I have set the following environment variables in my bashrc:
define how many threads you want
export OMP_NUM_THREADS=4
#allow to switch number of threads
export OMP_DYNAMIC=true
#allow nested parallel regions
export OMP_NESTED=true
Here is the program I'm trying to run:
#include <stdio.h> /* input, output */
#include <omp.h> /* openMP library */
#include <time.h> /* measure time */
#define N 100000000 // if sourcearray not static, I'll be overflowing the stack.
// > ~10^6 elements is a lot for most systems.
void forloop(void);
int
main(void)
{
/* worksharing: for loop */
forloop();
return(0);
}
/*=============================================================*/
/*=============================================================*/
void forloop(void){
/*do a for loop sequentially and in parallel; measure each times */
printf("=====================\n");
printf("FOR LOOP\n");
printf("=====================\n\n");
long i;
clock_t start, end;
double cpu_time_used;
static double sourcearray[N];
/*============*/
/*measure time*/
/*============*/
start=clock();
for (i=0; i<N; i++){
sourcearray[i] = ((double) (i)) * ((double) (i))/2.2034872;
}
end = clock();
cpu_time_used = ((double) (end - start)) / CLOCKS_PER_SEC;
printf("Non-parallel needed %lf s\n", cpu_time_used);
/*===============*/
/*parallel region*/
/*===============*/
#pragma omp parallel
/*need to specify num_threads, when OMP_DYNAMIC=true to make sure 4 are used.*/
{
omp_set_num_threads(4);
double starttime_omp, endtime_omp;
/*time measurement*/
starttime_omp=omp_get_wtime();
int procs, maxt, nt, id;
procs = omp_get_num_procs(); // number of processors in use
maxt = omp_get_max_threads(); // max available threads
nt = omp_get_num_threads();
id = omp_get_thread_num();
printf("num threads forloop %d from id %d, procs: %d, maxthrds: %d\n", nt, id, procs, maxt);
#pragma omp for
for (i=0; i<N; i++){
sourcearray[i] = ((double) (i)) * ((double) (i))/2.2034872;
}
endtime_omp = omp_get_wtime();
cpu_time_used = ((endtime_omp - starttime_omp)) ;
} /* end parallel region */
}
I compile the code with gcc -g -Wall -fopenmp -o omp_worksharing.exe omp_worksharing.c
The program compiles with a warning that I don't quite understand:
omp_worksharing.c: In function ‘forloop’:
omp_worksharing.c:78:17: warning: variable ‘sourcearray’ set but not used [-Wunused-but-set-variable]
static double sourcearray[N];
but that is not the main issue:
The issue is that the program doesn't start 4 threads.

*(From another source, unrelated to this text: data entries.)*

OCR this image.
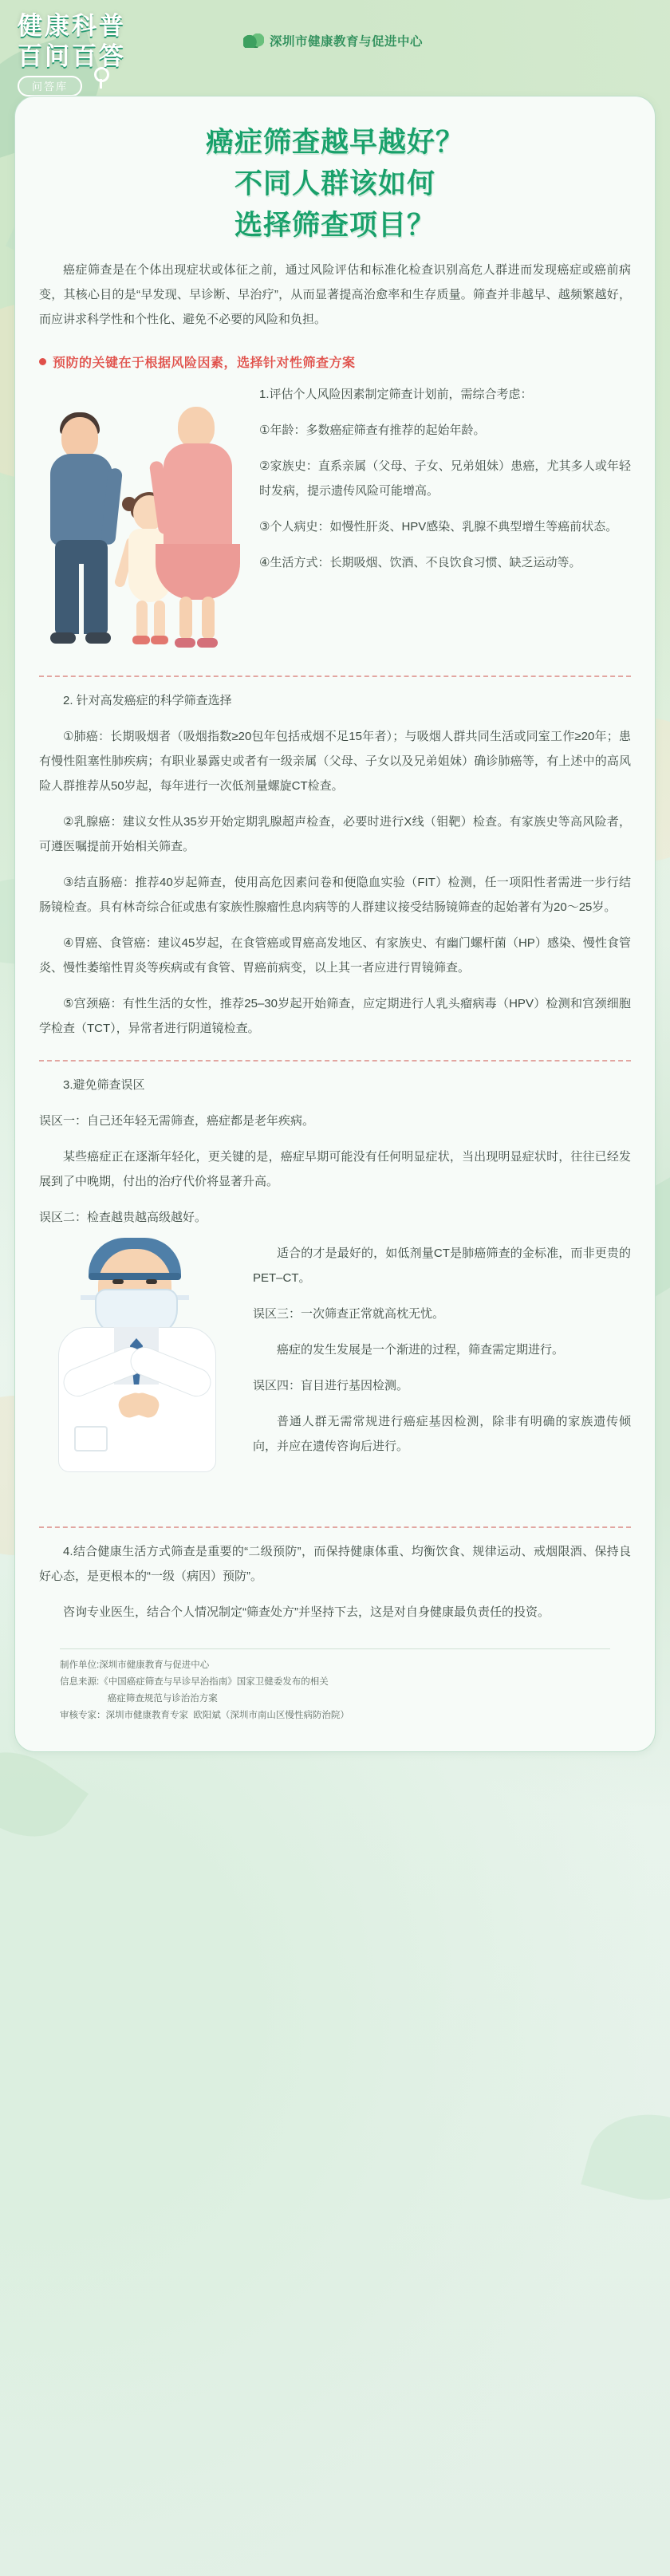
健康科普
百问百答
问答库
深圳市健康教育与促进中心
癌症筛查越早越好？
不同人群该如何
选择筛查项目？

癌症筛查是在个体出现症状或体征之前，通过风险评估和标准化检查识别高危人群进而发现癌症或癌前病变，其核心目的是“早发现、早诊断、早治疗”，从而显著提高治愈率和生存质量。筛查并非越早、越频繁越好，而应讲求科学性和个性化、避免不必要的风险和负担。

预防的关键在于根据风险因素，选择针对性筛查方案

1.评估个人风险因素制定筛查计划前，需综合考虑：

①年龄：多数癌症筛查有推荐的起始年龄。

②家族史：直系亲属（父母、子女、兄弟姐妹）患癌，尤其多人或年轻时发病，提示遗传风险可能增高。

③个人病史：如慢性肝炎、HPV感染、乳腺不典型增生等癌前状态。

④生活方式：长期吸烟、饮酒、不良饮食习惯、缺乏运动等。

2. 针对高发癌症的科学筛查选择

①肺癌：长期吸烟者（吸烟指数≥20包年包括戒烟不足15年者）；与吸烟人群共同生活或同室工作≥20年；患有慢性阻塞性肺疾病；有职业暴露史或者有一级亲属（父母、子女以及兄弟姐妹）确诊肺癌等，有上述中的高风险人群推荐从50岁起，每年进行一次低剂量螺旋CT检查。

②乳腺癌：建议女性从35岁开始定期乳腺超声检查，必要时进行X线（钼靶）检查。有家族史等高风险者，可遵医嘱提前开始相关筛查。

③结直肠癌：推荐40岁起筛查，使用高危因素问卷和便隐血实验（FIT）检测，任一项阳性者需进一步行结肠镜检查。具有林奇综合征或患有家族性腺瘤性息肉病等的人群建议接受结肠镜筛查的起始著有为20～25岁。

④胃癌、食管癌：建议45岁起，在食管癌或胃癌高发地区、有家族史、有幽门螺杆菌（HP）感染、慢性食管炎、慢性萎缩性胃炎等疾病或有食管、胃癌前病变，以上其一者应进行胃镜筛查。

⑤宫颈癌：有性生活的女性，推荐25–30岁起开始筛查，应定期进行人乳头瘤病毒（HPV）检测和宫颈细胞学检查（TCT），异常者进行阴道镜检查。

3.避免筛查误区

误区一：自己还年轻无需筛查，癌症都是老年疾病。

某些癌症正在逐渐年轻化，更关键的是，癌症早期可能没有任何明显症状，当出现明显症状时，往往已经发展到了中晚期，付出的治疗代价将显著升高。

误区二：检查越贵越高级越好。

适合的才是最好的，如低剂量CT是肺癌筛查的金标准，而非更贵的PET–CT。

误区三：一次筛查正常就高枕无忧。

癌症的发生发展是一个渐进的过程，筛查需定期进行。

误区四：盲目进行基因检测。

普通人群无需常规进行癌症基因检测，除非有明确的家族遗传倾向，并应在遗传咨询后进行。

4.结合健康生活方式筛查是重要的“二级预防”，而保持健康体重、均衡饮食、规律运动、戒烟限酒、保持良好心态，是更根本的“一级（病因）预防”。

咨询专业医生，结合个人情况制定“筛查处方”并坚持下去，这是对自身健康最负责任的投资。

制作单位:深圳市健康教育与促进中心
信息来源:《中国癌症筛查与早诊早治指南》国家卫健委发布的相关
癌症筛查规范与诊治治方案
审核专家：深圳市健康教育专家  欧阳斌（深圳市南山区慢性病防治院）
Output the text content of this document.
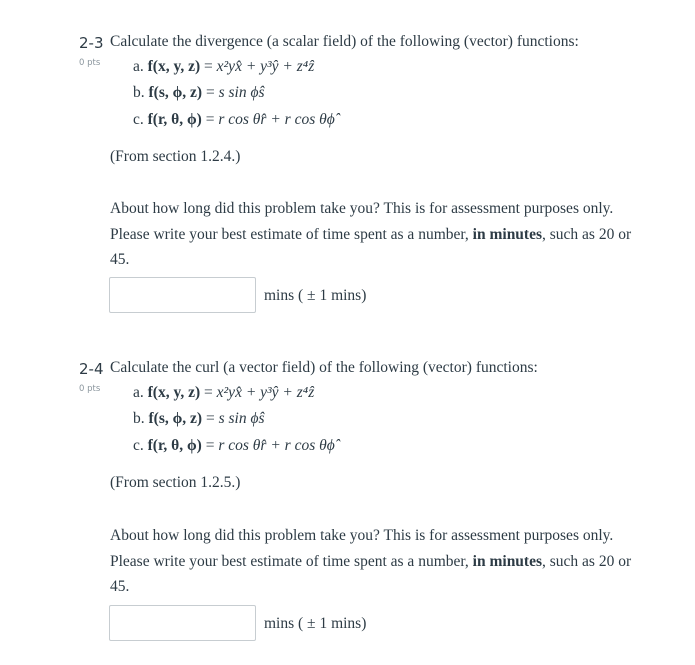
2-3
0 pts
Calculate the divergence (a scalar field) of the following (vector) functions:
a. f(x, y, z) = x²yx̂ + y³ŷ + z⁴ẑ
b. f(s, ϕ, z) = s sin ϕŝ
c. f(r, θ, ϕ) = r cos θr̂ + r cos θϕ̂
(From section 1.2.4.)
About how long did this problem take you? This is for assessment purposes only. Please write your best estimate of time spent as a number, in minutes, such as 20 or 45.
mins ( ± 1 mins)
2-4
0 pts
Calculate the curl (a vector field) of the following (vector) functions:
a. f(x, y, z) = x²yx̂ + y³ŷ + z⁴ẑ
b. f(s, ϕ, z) = s sin ϕŝ
c. f(r, θ, ϕ) = r cos θr̂ + r cos θϕ̂
(From section 1.2.5.)
About how long did this problem take you? This is for assessment purposes only. Please write your best estimate of time spent as a number, in minutes, such as 20 or 45.
mins ( ± 1 mins)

This is the output:
=====================
FOR LOOP
=====================
Non-parallel needed 0.900340 s
num threads forloop 3 from id 0, procs: 8, maxthrds: 4
num threads forloop 3 from id 1, procs: 8, maxthrds: 4
num threads forloop 3 from id 2, procs: 8, maxthrds: 4
Same happens when I use #pragma omp num_threads(4) instead of omp_set_num_threads(4);
Even weirder, I when I leave out both #pragma omp num_threads(4) and omp_set_num_threads(4); most of the times 3 threads are started, but sometimes 4. I couldn't find any regularity when or why, but a research suggests that the OMP_DYNAMIC=true allows OpenMP to choose the number of threads by itself optimally.
How come I can't specify the number of threads to be used?